He was declared “a wrongfully imprisoned individual” last December in Montgomery County Common Pleas Court, which paved the way for his civil lawsuit.
The suit alleged former Miami Twp. detective Scott Moore failed to disclose camping receipts showing Gillispie could not have committed two of the crimes because he was in Kentucky at the time. It also claims that Moore “contaminated the investigation by creating unfair lineup procedures, claiming a witness had made an identification when she had not, and even later saying they might not recognize Gillispie in court because he ‘dyed his hair,’” said Gillispie’s attorneys from Loevy & Loevy Attorneys at Law.
Gillispie said he has no idea what he would do with his share of the $45 million judgment, nor when he would ever see that money. His attorney said they still expect litigation to take place even after the verdict and they said that Miami Twp. was Moore’s employer and therefore is liable.
A request for comment from Moore’s attorney wasn’t immediately returned Monday.

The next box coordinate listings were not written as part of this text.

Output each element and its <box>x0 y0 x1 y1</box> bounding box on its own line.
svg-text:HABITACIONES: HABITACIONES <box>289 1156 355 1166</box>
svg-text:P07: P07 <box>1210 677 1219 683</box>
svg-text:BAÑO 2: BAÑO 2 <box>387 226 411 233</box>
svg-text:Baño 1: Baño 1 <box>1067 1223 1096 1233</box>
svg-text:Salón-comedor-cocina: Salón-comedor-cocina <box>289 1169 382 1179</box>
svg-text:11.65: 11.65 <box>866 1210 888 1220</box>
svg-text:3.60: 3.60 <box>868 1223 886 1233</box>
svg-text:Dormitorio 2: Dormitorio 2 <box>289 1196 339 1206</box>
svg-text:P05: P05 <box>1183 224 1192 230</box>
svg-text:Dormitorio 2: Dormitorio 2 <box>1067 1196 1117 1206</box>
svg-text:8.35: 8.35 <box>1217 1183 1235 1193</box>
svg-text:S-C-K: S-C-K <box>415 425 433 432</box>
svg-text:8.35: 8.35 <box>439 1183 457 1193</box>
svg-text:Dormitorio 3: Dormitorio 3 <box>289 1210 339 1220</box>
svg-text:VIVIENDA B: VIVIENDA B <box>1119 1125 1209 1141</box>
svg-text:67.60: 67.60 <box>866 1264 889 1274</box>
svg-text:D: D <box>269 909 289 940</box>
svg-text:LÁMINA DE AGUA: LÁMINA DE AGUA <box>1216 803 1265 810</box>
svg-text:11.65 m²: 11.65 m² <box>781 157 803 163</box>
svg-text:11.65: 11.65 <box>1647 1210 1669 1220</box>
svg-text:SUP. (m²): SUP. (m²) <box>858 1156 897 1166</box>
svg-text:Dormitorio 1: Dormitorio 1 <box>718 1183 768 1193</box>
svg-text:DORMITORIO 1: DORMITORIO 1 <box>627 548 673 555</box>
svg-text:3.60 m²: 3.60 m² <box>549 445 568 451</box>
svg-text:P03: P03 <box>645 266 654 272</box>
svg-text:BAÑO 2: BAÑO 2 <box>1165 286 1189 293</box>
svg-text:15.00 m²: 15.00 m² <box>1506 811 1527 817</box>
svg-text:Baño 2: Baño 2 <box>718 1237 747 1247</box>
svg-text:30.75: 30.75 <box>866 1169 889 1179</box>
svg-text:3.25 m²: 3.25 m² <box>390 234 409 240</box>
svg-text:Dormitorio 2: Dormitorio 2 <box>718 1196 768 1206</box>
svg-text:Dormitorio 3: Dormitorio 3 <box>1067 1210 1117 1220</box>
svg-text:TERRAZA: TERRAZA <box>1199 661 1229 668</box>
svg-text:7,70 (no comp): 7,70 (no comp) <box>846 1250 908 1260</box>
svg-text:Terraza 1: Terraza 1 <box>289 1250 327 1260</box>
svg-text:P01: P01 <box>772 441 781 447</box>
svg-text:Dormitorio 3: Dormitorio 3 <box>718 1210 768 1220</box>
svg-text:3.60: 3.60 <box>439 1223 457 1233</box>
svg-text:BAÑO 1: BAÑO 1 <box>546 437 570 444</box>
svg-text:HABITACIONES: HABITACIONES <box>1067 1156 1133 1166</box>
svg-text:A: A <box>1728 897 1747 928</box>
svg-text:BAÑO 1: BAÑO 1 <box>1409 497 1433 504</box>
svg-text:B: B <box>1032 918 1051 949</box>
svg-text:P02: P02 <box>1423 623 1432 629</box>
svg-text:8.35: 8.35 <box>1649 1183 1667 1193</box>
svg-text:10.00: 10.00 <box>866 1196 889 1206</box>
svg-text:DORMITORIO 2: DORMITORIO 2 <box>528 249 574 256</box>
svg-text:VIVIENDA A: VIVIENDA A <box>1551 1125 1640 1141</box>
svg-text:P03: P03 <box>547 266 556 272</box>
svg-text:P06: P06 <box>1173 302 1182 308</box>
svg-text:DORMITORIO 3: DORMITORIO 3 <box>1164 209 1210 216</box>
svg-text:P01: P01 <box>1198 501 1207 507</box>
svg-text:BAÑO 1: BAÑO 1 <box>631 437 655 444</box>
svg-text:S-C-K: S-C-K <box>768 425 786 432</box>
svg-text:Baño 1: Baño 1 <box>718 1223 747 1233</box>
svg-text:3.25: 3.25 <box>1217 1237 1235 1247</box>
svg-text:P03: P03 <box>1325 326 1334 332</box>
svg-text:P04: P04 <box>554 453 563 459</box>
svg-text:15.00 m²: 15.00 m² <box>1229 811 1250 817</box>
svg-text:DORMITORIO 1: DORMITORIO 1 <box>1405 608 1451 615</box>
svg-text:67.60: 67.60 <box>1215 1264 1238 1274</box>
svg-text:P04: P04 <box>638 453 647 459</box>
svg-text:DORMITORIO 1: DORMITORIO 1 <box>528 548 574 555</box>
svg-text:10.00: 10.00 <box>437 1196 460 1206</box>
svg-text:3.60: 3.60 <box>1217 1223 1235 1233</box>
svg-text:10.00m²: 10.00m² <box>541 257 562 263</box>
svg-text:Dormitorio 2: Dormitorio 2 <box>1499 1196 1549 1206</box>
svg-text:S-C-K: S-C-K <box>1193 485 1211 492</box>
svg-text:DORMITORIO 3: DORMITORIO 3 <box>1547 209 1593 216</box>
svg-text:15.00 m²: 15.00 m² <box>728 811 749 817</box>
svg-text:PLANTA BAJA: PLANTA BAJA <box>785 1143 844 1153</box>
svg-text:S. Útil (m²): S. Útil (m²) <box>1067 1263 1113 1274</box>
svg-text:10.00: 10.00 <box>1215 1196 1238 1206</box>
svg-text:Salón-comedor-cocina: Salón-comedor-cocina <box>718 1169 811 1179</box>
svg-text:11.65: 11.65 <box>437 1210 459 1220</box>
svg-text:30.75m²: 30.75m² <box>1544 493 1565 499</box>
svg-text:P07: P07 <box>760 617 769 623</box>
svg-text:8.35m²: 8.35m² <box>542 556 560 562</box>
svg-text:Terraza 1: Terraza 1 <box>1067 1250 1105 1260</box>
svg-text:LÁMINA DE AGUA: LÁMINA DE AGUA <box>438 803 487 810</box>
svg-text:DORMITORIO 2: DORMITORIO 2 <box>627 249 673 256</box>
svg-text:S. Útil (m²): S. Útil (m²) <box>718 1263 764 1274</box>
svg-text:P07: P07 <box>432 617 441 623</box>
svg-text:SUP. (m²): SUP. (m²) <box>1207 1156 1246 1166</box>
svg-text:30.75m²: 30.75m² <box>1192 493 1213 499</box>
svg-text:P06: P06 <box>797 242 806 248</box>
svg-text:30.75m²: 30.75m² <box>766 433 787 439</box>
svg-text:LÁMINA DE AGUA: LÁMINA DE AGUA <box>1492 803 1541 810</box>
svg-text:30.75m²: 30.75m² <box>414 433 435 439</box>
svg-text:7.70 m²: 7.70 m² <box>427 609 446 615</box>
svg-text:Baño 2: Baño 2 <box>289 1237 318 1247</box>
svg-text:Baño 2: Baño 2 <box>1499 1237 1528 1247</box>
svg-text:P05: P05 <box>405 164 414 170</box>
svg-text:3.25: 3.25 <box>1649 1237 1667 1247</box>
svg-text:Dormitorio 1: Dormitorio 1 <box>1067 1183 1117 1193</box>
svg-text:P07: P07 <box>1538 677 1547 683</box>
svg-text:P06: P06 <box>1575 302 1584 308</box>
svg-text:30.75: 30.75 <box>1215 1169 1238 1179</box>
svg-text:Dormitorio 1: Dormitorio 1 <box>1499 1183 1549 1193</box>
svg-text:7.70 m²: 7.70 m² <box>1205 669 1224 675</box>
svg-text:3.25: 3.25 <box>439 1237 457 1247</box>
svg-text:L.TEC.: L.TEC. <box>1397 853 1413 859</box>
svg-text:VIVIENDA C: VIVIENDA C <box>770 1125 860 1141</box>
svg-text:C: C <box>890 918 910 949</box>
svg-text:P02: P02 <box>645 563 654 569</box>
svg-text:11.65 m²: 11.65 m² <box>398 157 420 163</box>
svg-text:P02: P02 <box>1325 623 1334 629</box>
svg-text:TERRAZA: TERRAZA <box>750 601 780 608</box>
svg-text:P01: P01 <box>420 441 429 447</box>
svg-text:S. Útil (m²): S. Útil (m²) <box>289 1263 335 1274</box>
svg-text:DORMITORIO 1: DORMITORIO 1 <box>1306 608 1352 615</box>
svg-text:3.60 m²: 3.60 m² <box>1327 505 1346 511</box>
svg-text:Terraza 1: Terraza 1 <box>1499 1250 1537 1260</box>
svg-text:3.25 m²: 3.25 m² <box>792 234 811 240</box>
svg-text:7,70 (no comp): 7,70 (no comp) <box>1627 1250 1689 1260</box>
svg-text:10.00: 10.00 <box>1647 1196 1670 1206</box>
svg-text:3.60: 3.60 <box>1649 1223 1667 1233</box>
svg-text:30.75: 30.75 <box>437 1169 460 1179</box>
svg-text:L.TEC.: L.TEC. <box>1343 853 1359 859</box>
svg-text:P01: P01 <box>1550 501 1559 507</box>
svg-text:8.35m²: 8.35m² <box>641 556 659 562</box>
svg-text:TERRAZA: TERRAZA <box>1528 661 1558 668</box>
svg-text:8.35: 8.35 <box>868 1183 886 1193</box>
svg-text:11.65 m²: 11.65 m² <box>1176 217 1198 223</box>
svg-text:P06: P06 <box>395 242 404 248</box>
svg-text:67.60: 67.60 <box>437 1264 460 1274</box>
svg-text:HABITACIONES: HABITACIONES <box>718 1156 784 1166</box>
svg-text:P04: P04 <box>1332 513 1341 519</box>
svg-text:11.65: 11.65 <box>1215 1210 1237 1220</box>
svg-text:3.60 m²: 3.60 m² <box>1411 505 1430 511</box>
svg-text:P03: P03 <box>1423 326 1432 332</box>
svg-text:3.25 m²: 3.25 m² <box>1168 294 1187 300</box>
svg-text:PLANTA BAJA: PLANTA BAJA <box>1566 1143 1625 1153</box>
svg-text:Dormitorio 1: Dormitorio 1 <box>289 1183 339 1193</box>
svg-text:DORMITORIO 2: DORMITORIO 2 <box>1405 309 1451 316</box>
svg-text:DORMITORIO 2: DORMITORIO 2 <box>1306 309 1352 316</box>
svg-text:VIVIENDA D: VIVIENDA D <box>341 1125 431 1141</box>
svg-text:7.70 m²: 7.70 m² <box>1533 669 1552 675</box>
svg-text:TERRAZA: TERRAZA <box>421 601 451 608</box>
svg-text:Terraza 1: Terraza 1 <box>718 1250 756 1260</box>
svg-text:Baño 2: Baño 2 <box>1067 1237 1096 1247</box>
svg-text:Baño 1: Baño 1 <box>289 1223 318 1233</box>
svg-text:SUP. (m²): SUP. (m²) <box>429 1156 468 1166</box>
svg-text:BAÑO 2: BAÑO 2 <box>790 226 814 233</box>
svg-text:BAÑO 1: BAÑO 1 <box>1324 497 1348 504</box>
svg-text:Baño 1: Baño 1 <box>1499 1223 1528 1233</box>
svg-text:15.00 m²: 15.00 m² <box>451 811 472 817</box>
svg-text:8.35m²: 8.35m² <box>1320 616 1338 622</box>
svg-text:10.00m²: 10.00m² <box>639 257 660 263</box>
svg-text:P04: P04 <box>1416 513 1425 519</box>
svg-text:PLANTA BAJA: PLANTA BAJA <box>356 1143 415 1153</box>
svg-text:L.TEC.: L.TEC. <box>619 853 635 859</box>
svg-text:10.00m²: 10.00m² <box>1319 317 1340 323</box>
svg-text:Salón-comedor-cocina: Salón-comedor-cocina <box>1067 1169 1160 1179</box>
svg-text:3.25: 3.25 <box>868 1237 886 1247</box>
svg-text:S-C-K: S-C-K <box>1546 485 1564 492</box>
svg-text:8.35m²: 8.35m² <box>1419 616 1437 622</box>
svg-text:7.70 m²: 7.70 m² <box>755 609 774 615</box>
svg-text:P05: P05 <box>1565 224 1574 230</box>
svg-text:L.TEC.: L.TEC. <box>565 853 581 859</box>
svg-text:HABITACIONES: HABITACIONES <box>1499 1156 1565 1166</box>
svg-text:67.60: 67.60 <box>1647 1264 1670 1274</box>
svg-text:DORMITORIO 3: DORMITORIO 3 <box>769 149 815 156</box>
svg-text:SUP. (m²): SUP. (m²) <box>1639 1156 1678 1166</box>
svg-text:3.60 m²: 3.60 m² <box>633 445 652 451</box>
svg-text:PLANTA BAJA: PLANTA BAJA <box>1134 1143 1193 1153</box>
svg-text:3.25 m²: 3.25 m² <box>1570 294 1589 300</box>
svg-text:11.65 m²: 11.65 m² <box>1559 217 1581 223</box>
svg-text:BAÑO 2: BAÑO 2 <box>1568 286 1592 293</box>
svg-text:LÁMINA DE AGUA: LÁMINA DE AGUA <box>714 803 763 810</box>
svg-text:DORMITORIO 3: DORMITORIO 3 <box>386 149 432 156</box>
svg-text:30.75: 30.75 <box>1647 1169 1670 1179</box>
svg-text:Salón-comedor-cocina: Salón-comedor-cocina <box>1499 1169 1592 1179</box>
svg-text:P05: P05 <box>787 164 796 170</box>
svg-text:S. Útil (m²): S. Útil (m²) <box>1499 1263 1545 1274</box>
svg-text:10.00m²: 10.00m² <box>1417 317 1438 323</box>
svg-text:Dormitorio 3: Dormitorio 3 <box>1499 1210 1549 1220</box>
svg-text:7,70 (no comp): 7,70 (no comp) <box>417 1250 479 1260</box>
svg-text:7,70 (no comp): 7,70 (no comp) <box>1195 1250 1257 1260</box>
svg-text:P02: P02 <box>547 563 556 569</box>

In a statement, Miami Twp. said, “Miami Twp. is disappointed in the verdict against former police officer, Matthew Scott Moore. The investigation involving Roger Dean Gillispie occurred more than 30 years ago, complicating Mr. Moore’s defense. Miami Twp. must reserve further comment until we thoroughly review the ruling against Mr. Moore.”
One of Gillispie’s attorneys, David Owens, said his client’s case is an important reminder that innocent people can be convicted of crimes they didn’t do.
“Back in 1988, back in 1990, no one knew that there were things called wrongful convictions, that a normal average person, a guy from Fairborn driving his truck around just trying to make a life for himself in his mid-20s could somehow find himself wrongfully convicted,” Owens said. “We never thought about that.”
“And so we have to do is take a step back and think about how mistakes in our system can lead to these … outcomes. It’s not just extreme situations. It’s not the most egregious thing. It’s just normal everyday people can be subjected to the system and victimized by it.”
Gillispie said the verdict does not make up for the life he lost nor erase the “20 years of hell” and violence, despair and dehumanization he experienced in prison.
“I’m just one of 3,199 people that this happened to in the United States of America and those people have served over 28,000 years in prison for crimes we did not commit,” Gillispie said. “And this has to stop. This system has to be fixed … to keep this from happening.”
Gillispie’s case was the first for the Ohio Innocence Project, and he said he was the 14th person released because of their efforts.